Cinquant’anni fa la Milano delle grandi fabbriche era scossa da una stagione di scioperi e manifestazioni. C’era una Milano operaia che incrociava le braccia per il rinnovo di un contratto nazionale: la grande metropoli del nord che aveva attratto e accolto centinaia di migliaia di lavoratori da ogni parte d’Italia, creando interi quartieri , viveva una sua mutazione e pativa politiche ingessate ed economie destinate a non essere più adeguate.

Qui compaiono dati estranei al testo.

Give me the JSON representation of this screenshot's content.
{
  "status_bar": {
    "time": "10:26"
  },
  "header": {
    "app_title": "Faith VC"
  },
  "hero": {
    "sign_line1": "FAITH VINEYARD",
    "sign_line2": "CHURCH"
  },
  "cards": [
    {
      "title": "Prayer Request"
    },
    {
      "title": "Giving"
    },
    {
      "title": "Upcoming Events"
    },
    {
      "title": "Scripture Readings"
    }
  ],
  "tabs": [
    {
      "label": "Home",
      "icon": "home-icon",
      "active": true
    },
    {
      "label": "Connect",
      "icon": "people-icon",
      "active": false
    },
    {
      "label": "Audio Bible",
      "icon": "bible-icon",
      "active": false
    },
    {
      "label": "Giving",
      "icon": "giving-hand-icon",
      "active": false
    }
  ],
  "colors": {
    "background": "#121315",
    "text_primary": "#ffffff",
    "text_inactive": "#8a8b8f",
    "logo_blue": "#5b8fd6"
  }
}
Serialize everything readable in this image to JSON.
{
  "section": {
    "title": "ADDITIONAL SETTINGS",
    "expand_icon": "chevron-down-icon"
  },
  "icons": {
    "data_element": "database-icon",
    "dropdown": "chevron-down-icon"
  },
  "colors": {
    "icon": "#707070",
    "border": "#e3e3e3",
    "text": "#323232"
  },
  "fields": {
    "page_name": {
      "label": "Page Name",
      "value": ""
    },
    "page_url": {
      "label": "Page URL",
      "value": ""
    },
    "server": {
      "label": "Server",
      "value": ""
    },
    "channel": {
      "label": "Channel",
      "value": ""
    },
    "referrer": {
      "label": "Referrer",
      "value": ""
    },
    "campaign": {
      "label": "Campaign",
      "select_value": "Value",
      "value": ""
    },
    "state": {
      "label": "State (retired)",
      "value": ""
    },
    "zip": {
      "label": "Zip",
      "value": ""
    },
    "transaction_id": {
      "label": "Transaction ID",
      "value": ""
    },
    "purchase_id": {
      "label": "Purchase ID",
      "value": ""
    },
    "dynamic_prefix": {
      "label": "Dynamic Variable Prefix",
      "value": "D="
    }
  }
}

In mezzo secolo la città ha cambiato pelle cento volte, sempre proiettata in avanti, ma oggi si ritrova a dove ancora rivendicare la necessità di affrontare il lavoro concentrandosi su di sè, sulle sue specificità. Se allora c’era da reinterpretare un corso collettivo, oggi c’è da prendere atto di una metropoli che ha perso e perde coesione e la può recuperare solo coltivando la propria autonomia: il lavoro ha bisogno di dinamiche e contratti specifici per il territorio, di welfare che garantisca il “mercato delle opportunità”, di patti sociali che capitalizzino la modernità per distribuirne gli effetti. Milano è un continuo progetto civico, economico, umano, di cui lavoro povero ed esclusione non possono far parte.